Em tempos pandêmicos, a paixão de Ayres pela fotografia voltou ainda com mais força. “Foi o jeito que encontrei para ocupar o espaço vazio. Entrei para o Fotoclube Porto-alegrense e a diversão começou”, diz, acrescentando que a convivência com novos parceiros permitiu outras descobertas ainda mais interessantes. “No Fotoclube conheci muitos artistas sensacionais os quais me inspiram sempre com seus trabalhos. Mas com a devida licença e o meu respeito por todos desse grupo, vou citar um que sempre admirei como artista e como pessoa: Luiz Carlos Felizardo”.
Como as imagens inspiram os sons, Ayres também chegou a montar o show Fotografia, um tributo a um de seus compositores preferidos, Antônio Carlos Jobim, e que enfocava o aspecto fotográfico das canções do maestro. No repertório selecionado pelo flautista estavam Chega de Saudade, Chovendo na Roseira, Wave, Corcovado, Águas de Março, Ela é Carioca, Samba do Avião e, claro, Fotografia.

O flautista e a orquestra

Ayres Potthoff em concerto ao lado de Anne Schneider, em foto de 2002

Ayres Potthoff em concerto ao lado de Anne Schneider, em foto de 2002

/PATRÍCIA HAUBERT/ARQUIVO/JC
Criada em abril de 1985, a Orquestra Theatro São Pedro surgiu como um caminho natural de fortalecimento da tradição musical do Theatro São Pedro. O projeto nasceu de uma parceria informal entre a direção do teatro e o Departamento de Música da Ufrgs, em especial pelo interesse do violinista e professor Marcello Gershfeld, do professor de regência Arlindo Teixeira, do maestro José Pedro Boéssio, e também de Ayres Potthoff, que à época ocupava o cargo de coordenador da área de música da subsecretaria de Cultura do Estado. "Pensar e idealizar um projeto como esse foi um enorme desafio e uma realização. Me engajei de imediato e me orgulho muito dos concertos que criei ou apoiei durante aquele período", recorda Ayres.

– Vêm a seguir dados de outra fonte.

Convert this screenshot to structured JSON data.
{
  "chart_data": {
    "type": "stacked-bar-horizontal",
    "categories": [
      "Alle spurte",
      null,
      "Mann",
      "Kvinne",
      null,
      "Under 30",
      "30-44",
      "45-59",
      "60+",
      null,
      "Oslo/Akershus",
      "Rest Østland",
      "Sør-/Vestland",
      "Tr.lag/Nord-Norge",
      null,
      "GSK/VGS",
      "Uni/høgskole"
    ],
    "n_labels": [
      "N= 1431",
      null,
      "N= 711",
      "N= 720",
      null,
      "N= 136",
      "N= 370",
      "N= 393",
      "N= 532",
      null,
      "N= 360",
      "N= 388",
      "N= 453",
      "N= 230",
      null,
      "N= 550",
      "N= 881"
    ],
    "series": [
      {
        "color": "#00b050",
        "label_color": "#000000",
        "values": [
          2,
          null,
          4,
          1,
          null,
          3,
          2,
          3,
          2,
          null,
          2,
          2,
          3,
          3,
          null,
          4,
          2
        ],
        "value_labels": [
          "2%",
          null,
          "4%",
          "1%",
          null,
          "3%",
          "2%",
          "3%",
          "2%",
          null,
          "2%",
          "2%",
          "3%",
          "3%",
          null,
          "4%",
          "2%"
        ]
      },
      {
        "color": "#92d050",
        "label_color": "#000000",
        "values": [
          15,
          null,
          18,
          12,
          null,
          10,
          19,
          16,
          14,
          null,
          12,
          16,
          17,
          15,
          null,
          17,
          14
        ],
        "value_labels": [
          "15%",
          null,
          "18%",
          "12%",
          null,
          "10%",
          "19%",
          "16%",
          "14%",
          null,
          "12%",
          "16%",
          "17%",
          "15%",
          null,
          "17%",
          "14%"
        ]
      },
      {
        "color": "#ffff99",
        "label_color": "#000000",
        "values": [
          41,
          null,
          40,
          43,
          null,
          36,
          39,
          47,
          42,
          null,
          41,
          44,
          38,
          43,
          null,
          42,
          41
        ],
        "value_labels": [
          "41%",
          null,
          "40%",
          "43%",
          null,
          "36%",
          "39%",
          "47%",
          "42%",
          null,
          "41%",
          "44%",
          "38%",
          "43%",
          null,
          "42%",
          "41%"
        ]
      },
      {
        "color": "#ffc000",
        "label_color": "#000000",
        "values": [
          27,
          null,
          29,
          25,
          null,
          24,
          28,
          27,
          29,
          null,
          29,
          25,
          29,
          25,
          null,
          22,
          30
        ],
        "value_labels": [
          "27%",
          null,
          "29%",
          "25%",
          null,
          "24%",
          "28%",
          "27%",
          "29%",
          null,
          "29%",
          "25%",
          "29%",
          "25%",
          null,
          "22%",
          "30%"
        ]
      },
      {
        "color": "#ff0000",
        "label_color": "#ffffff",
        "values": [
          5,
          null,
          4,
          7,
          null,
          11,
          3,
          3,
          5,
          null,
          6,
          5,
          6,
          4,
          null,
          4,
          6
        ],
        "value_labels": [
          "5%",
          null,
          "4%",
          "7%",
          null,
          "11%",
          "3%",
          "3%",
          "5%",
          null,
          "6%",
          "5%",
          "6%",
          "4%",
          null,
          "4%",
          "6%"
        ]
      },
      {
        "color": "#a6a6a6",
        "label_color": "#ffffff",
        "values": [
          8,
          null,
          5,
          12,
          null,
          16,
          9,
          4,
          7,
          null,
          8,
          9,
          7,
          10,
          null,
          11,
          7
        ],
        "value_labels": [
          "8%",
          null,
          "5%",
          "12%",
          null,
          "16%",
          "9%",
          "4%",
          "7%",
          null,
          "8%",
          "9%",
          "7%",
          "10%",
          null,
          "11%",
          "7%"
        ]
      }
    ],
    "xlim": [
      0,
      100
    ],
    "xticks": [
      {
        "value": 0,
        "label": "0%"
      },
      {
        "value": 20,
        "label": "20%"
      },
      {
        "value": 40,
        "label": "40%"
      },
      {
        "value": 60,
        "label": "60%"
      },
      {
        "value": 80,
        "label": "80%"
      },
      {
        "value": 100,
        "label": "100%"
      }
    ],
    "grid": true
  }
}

A intenção principal era dar oportunidade aos jovens alunos de música, para que eles pudessem se apresentar ao público. "A orquestra nasceu pelo fato de haver um entendimento de que o Theatro São Pedro tinha a necessidade de produzir concertos musicais e não apenas recebê-los", destaca Ayres.
 

* Márcio Pinheiro é jornalista e escreveu os livros Esse Tal de Borghettinho e Rato de Redação - Sig e a História do Pasquim.